Обязалось ли наше правительство следовать принципу ненасилия? Ответ отрицательный, правительство не связано ненасилием. Насколько я могу судить, при существующих обстоятельствах ни одно правительство не может быть связано ненасилием. Если бы мы взяли обязательство соблюдать принцип ненасилия, мы, разумеется, не содержали бы никакой армии, флота или военно-воздушных сил и, вероятно, также полиции. Можно иметь идеал. Можно следовать политике, ведущей в определенном направлении, но все же при существующих обстоятельствах не удается претворить этот идеал в жизнь. Для этого нам придется подождать какое-то время [3. С. 382].

Не знаю, насколько гандистская техника практически применима, потому что имеются бесчисленные трудности, но я думаю, что независимо от ее практической применимости, как интеллектуальный и психологический подход она может сильно нам помочь [2. С. 412].

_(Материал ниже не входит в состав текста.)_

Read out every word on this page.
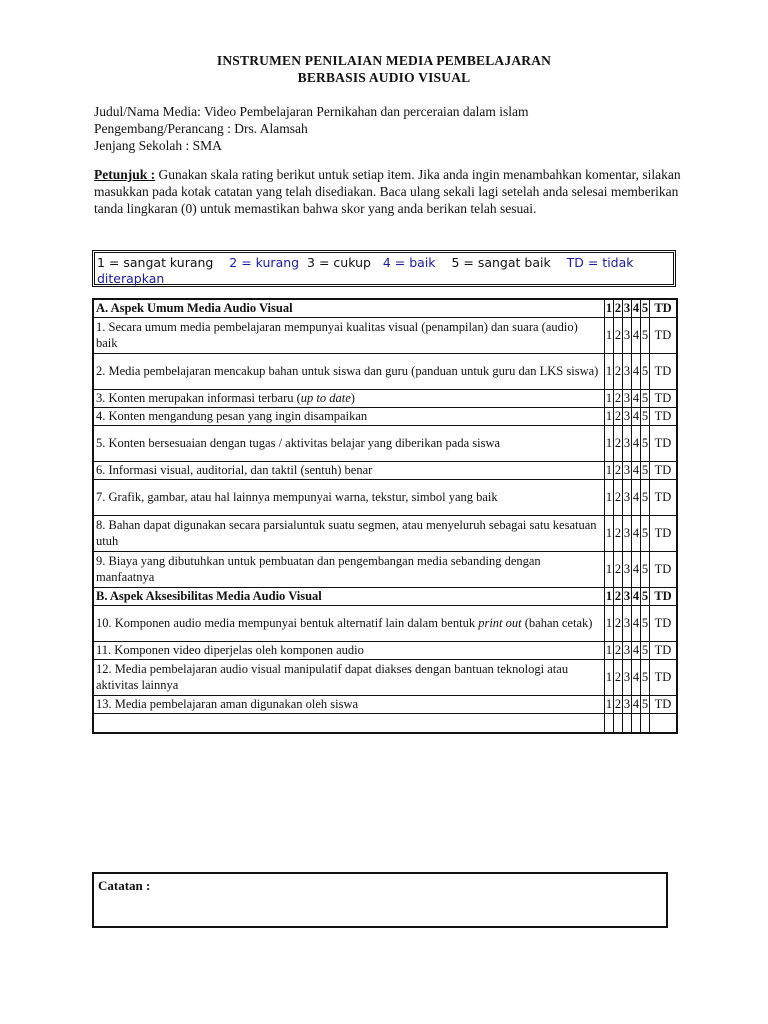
INSTRUMEN PENILAIAN MEDIA PEMBELAJARAN
BERBASIS AUDIO VISUAL
Judul/Nama Media: Video Pembelajaran Pernikahan dan perceraian dalam islam
Pengembang/Perancang : Drs. Alamsah
Jenjang Sekolah : SMA
Petunjuk : Gunakan skala rating berikut untuk setiap item. Jika anda ingin menambahkan komentar, silakan masukkan pada kotak catatan yang telah disediakan. Baca ulang sekali lagi setelah anda selesai memberikan tanda lingkaran (0) untuk memastikan bahwa skor yang anda berikan telah sesuai.
1 = sangat kurang 2 = kurang 3 = cukup 4 = baik 5 = sangat baik TD = tidak diterapkan
A. Aspek Umum Media Audio Visual	1	2	3	4	5	TD
1. Secara umum media pembelajaran mempunyai kualitas visual (penampilan) dan suara (audio) baik	1	2	3	4	5	TD
2. Media pembelajaran mencakup bahan untuk siswa dan guru (panduan untuk guru dan LKS siswa)	1	2	3	4	5	TD
3. Konten merupakan informasi terbaru (up to date)	1	2	3	4	5	TD
4. Konten mengandung pesan yang ingin disampaikan	1	2	3	4	5	TD
5. Konten bersesuaian dengan tugas / aktivitas belajar yang diberikan pada siswa	1	2	3	4	5	TD
6. Informasi visual, auditorial, dan taktil (sentuh) benar	1	2	3	4	5	TD
7. Grafik, gambar, atau hal lainnya mempunyai warna, tekstur, simbol yang baik	1	2	3	4	5	TD
8. Bahan dapat digunakan secara parsialuntuk suatu segmen, atau menyeluruh sebagai satu kesatuan utuh	1	2	3	4	5	TD
9. Biaya yang dibutuhkan untuk pembuatan dan pengembangan media sebanding dengan manfaatnya	1	2	3	4	5	TD
B. Aspek Aksesibilitas Media Audio Visual	1	2	3	4	5	TD
10. Komponen audio media mempunyai bentuk alternatif lain dalam bentuk print out (bahan cetak)	1	2	3	4	5	TD
11. Komponen video diperjelas oleh komponen audio	1	2	3	4	5	TD
12. Media pembelajaran audio visual manipulatif dapat diakses dengan bantuan teknologi atau aktivitas lainnya	1	2	3	4	5	TD
13. Media pembelajaran aman digunakan oleh siswa	1	2	3	4	5	TD

Catatan :
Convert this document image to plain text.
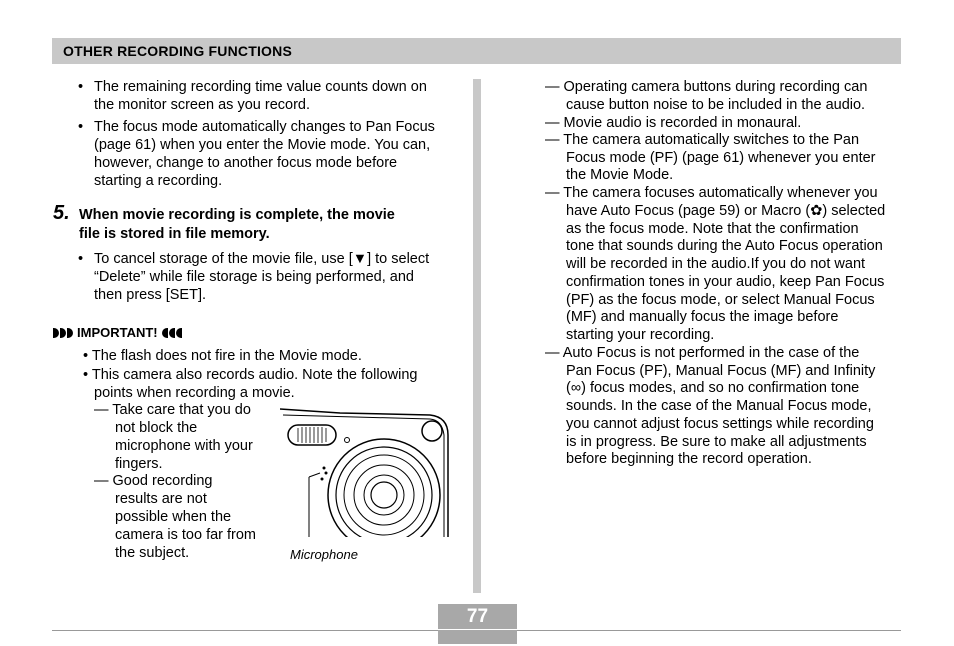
OTHER RECORDING FUNCTIONS
• The remaining recording time value counts down on
the monitor screen as you record.
• The focus mode automatically changes to Pan Focus
(page 61) when you enter the Movie mode. You can,
however, change to another focus mode before
starting a recording.
5. When movie recording is complete, the movie
file is stored in file memory.
• To cancel storage of the movie file, use [▼] to select
“Delete” while file storage is being performed, and
then press [SET].
IMPORTANT!
• The flash does not fire in the Movie mode.
• This camera also records audio. Note the following
points when recording a movie.
— Take care that you do
not block the
microphone with your
fingers.
— Good recording
results are not
possible when the
camera is too far from
the subject.	Microphone
— Operating camera buttons during recording can
cause button noise to be included in the audio.
— Movie audio is recorded in monaural.
— The camera automatically switches to the Pan
Focus mode (PF) (page 61) whenever you enter
the Movie Mode.
— The camera focuses automatically whenever you
have Auto Focus (page 59) or Macro (✿) selected
as the focus mode. Note that the confirmation
tone that sounds during the Auto Focus operation
will be recorded in the audio.If you do not want
confirmation tones in your audio, keep Pan Focus
(PF) as the focus mode, or select Manual Focus
(MF) and manually focus the image before
starting your recording.
— Auto Focus is not performed in the case of the
Pan Focus (PF), Manual Focus (MF) and Infinity
(∞) focus modes, and so no confirmation tone
sounds. In the case of the Manual Focus mode,
you cannot adjust focus settings while recording
is in progress. Be sure to make all adjustments
before beginning the record operation.
77
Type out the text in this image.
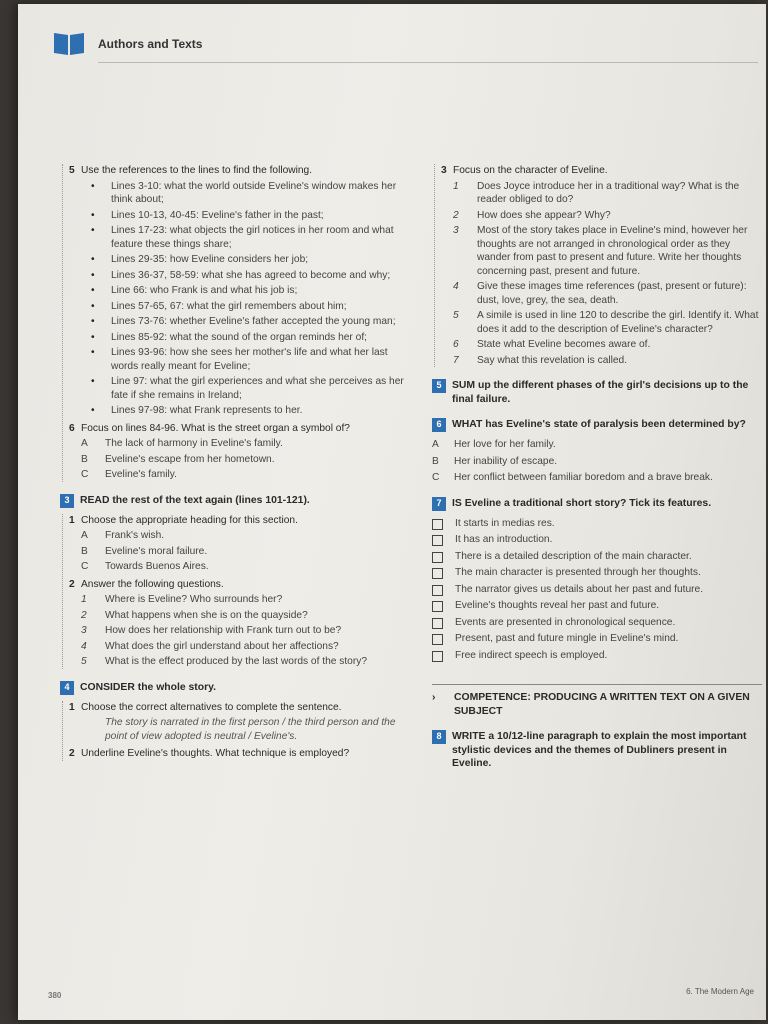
Authors and Texts
5 Use the references to the lines to find the following.
• Lines 3-10: what the world outside Eveline's window makes her think about;
• Lines 10-13, 40-45: Eveline's father in the past;
• Lines 17-23: what objects the girl notices in her room and what feature these things share;
• Lines 29-35: how Eveline considers her job;
• Lines 36-37, 58-59: what she has agreed to become and why;
• Line 66: who Frank is and what his job is;
• Lines 57-65, 67: what the girl remembers about him;
• Lines 73-76: whether Eveline's father accepted the young man;
• Lines 85-92: what the sound of the organ reminds her of;
• Lines 93-96: how she sees her mother's life and what her last words really meant for Eveline;
• Line 97: what the girl experiences and what she perceives as her fate if she remains in Ireland;
• Lines 97-98: what Frank represents to her.
6 Focus on lines 84-96. What is the street organ a symbol of?
A	The lack of harmony in Eveline's family.
B	Eveline's escape from her hometown.
C	Eveline's family.
3	READ the rest of the text again (lines 101-121).
1 Choose the appropriate heading for this section.
A	Frank's wish.
B	Eveline's moral failure.
C	Towards Buenos Aires.
2 Answer the following questions.
1	Where is Eveline? Who surrounds her?
2	What happens when she is on the quayside?
3	How does her relationship with Frank turn out to be?
4	What does the girl understand about her affections?
5	What is the effect produced by the last words of the story?
4	CONSIDER the whole story.
1 Choose the correct alternatives to complete the sentence.
The story is narrated in the first person / the third person and the point of view adopted is neutral / Eveline's.
2 Underline Eveline's thoughts. What technique is employed?
3 Focus on the character of Eveline.
1	Does Joyce introduce her in a traditional way? What is the reader obliged to do?
2	How does she appear? Why?
3	Most of the story takes place in Eveline's mind, however her thoughts are not arranged in chronological order as they wander from past to present and future. Write her thoughts concerning past, present and future.
4	Give these images time references (past, present or future): dust, love, grey, the sea, death.
5	A simile is used in line 120 to describe the girl. Identify it. What does it add to the description of Eveline's character?
6	State what Eveline becomes aware of.
7	Say what this revelation is called.
5	SUM up the different phases of the girl's decisions up to the final failure.
6	WHAT has Eveline's state of paralysis been determined by?
A	Her love for her family.
B	Her inability of escape.
C	Her conflict between familiar boredom and a brave break.
7	IS Eveline a traditional short story? Tick its features.
It starts in medias res.
It has an introduction.
There is a detailed description of the main character.
The main character is presented through her thoughts.
The narrator gives us details about her past and future.
Eveline's thoughts reveal her past and future.
Events are presented in chronological sequence.
Present, past and future mingle in Eveline's mind.
Free indirect speech is employed.
›	COMPETENCE: PRODUCING A WRITTEN TEXT ON A GIVEN SUBJECT
8	WRITE a 10/12-line paragraph to explain the most important stylistic devices and the themes of Dubliners present in Eveline.
380	6. The Modern Age
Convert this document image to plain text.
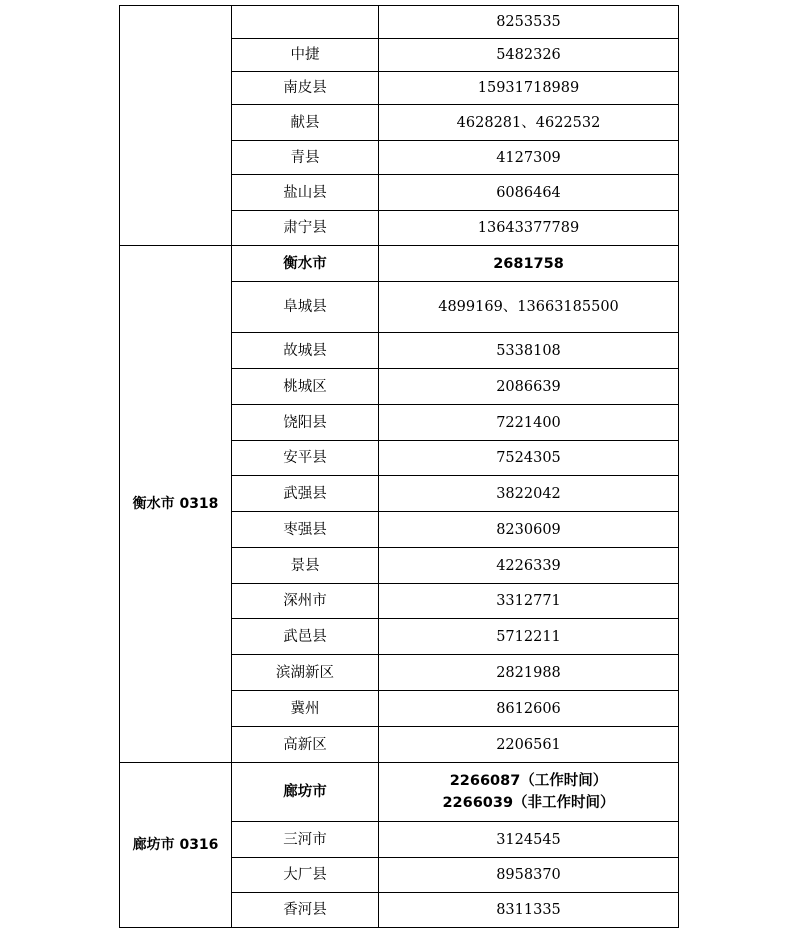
		8253535
	中捷	5482326
	南皮县	15931718989
	献县	4628281、4622532
	青县	4127309
	盐山县	6086464
	肃宁县	13643377789
衡水市 0318	衡水市	2681758
	阜城县	4899169、13663185500
	故城县	5338108
	桃城区	2086639
	饶阳县	7221400
	安平县	7524305
	武强县	3822042
	枣强县	8230609
	景县	4226339
	深州市	3312771
	武邑县	5712211
	滨湖新区	2821988
	冀州	8612606
	高新区	2206561
廊坊市 0316	廊坊市	2266087（工作时间）
2266039（非工作时间）

	三河市	3124545
	大厂县	8958370
	香河县	8311335
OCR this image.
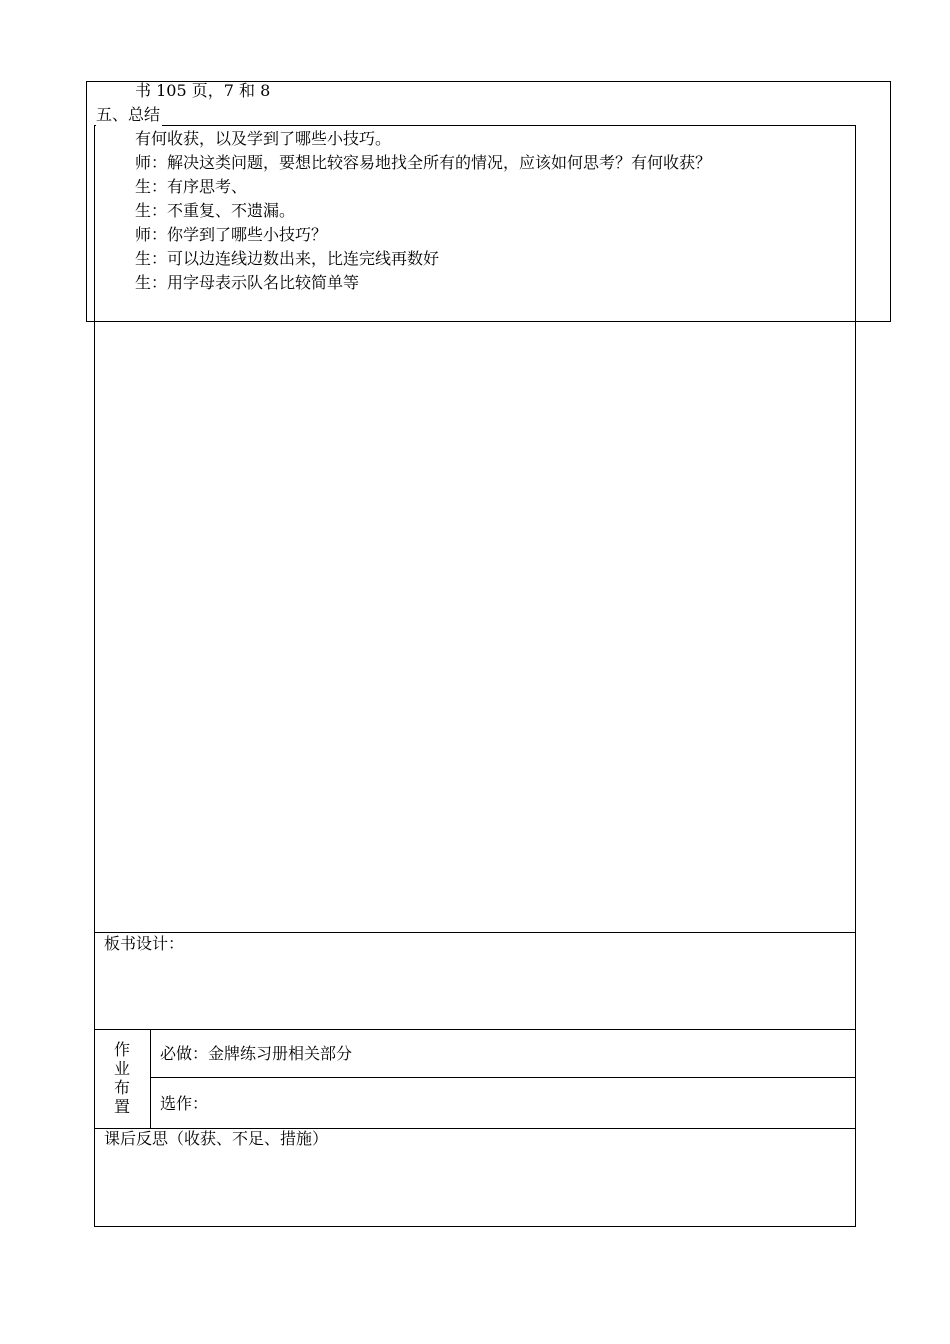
书 105 页，7 和 8
五、总结
有何收获，以及学到了哪些小技巧。
师：解决这类问题，要想比较容易地找全所有的情况，应该如何思考？有何收获？
生：有序思考、
生：不重复、不遗漏。
师：你学到了哪些小技巧？
生：可以边连线边数出来，比连完线再数好
生：用字母表示队名比较简单等
板书设计：
作
业
布
置
必做：金牌练习册相关部分
选作：
课后反思（收获、不足、措施）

Революционные изменения не могут быть осуществлены путем реформистской тактики и методов. Реформист, который боится радикальных перемен или свержения деспотического режима и стремится всего лишь к упразднению некоторых злоупотреблений, становится на практике одним из защитников этого режима. Поэтому мы должны воспитывать революционные взгляды, предусматривающие радикальные и далеко идущие перемены, а не неустойчивые представления нерешительного реформиста <…>. Я употребляю слово «революционный» в его правильном смысле, без прямой связи с насилием [3. С. 225].

История показывает нам действие двух принципов — преемственности и перемен. Кажется, что они противостоят друг другу, и все же каждый из них обладает какими-то качествами другого. Мы замечаем то, что воспринимается нами как неожиданные перемены, в форме насильственных революций. Но любой геолог знает, что наиболее важные изменения в земной коре происходят постепенно, а землетрясения не так значительны в сравнении с ними. Так же и революции представляют собой лишь внешние проявления процесса перемен и постепенной эрозии [3. С. 144].

Всегда должно быть равновесие перемен и преемственности… Если нет перемен, а существует только преемственность, тогда наступают застой и упадок. Если же есть одни перемены без преемственности, то это означает утрату корней, а ни одна страна или народ не могут выжить, если они потеряли связь с почвой, которая породила и вскормила их [3. С. 156 — 157].

…Мы унаследовали определенную структуру политическую, административную, судебную, экономическую и т. д. Нам приходится изменять ее. Есть два пути изменения: один заключается в том, чтобы разбить ее вдребезги и начать строить заново, сломать ее, если вам угодно, получить чистую доску и писать на ней… Я лично не согласен с этим. Хочется, чтобы вы поняли, что мы должны либо разрушить существующую систему целиком и начать строить с фундамента, либо изменить ее так быстро, как только возможно, и приблизить к этой системе, которая кажется нам справедливой. Нам приходится выбирать между этими двумя путями, потому что промежуточный курс был бы гибельным. Вы не разрушаете старую систему полностью и поэтому не начинаете строить заново, но вы и не даете развиваться процессам перемен. Ничего не происходит, кроме постоянного ухудшения положения и постепенного сползания к полному краху. Теперь многие настроены в пользу разрушения и строительства заново. Следствием этого курса будет, если, конечно, вы сумеете разрушить старую систему, громадный конфликт <…>. Это означает постоянный конфликт, а не мгновенный слом, как вам хотелось бы. Медленное разрушение занимает очень много времени и мешает заниматься другими делами <…>. Процесс разрушения ослабляет нацию во всех смыслах — с военной, экономической и финансовой точек зрения <…>. Как лицо, ответственное за индийское государство, я не осмелюсь ослабить свою нацию и дать возможность злонамеренным странам и злонамеренным силам устроить беспорядки в нашей стране [1. С. 372 — 374].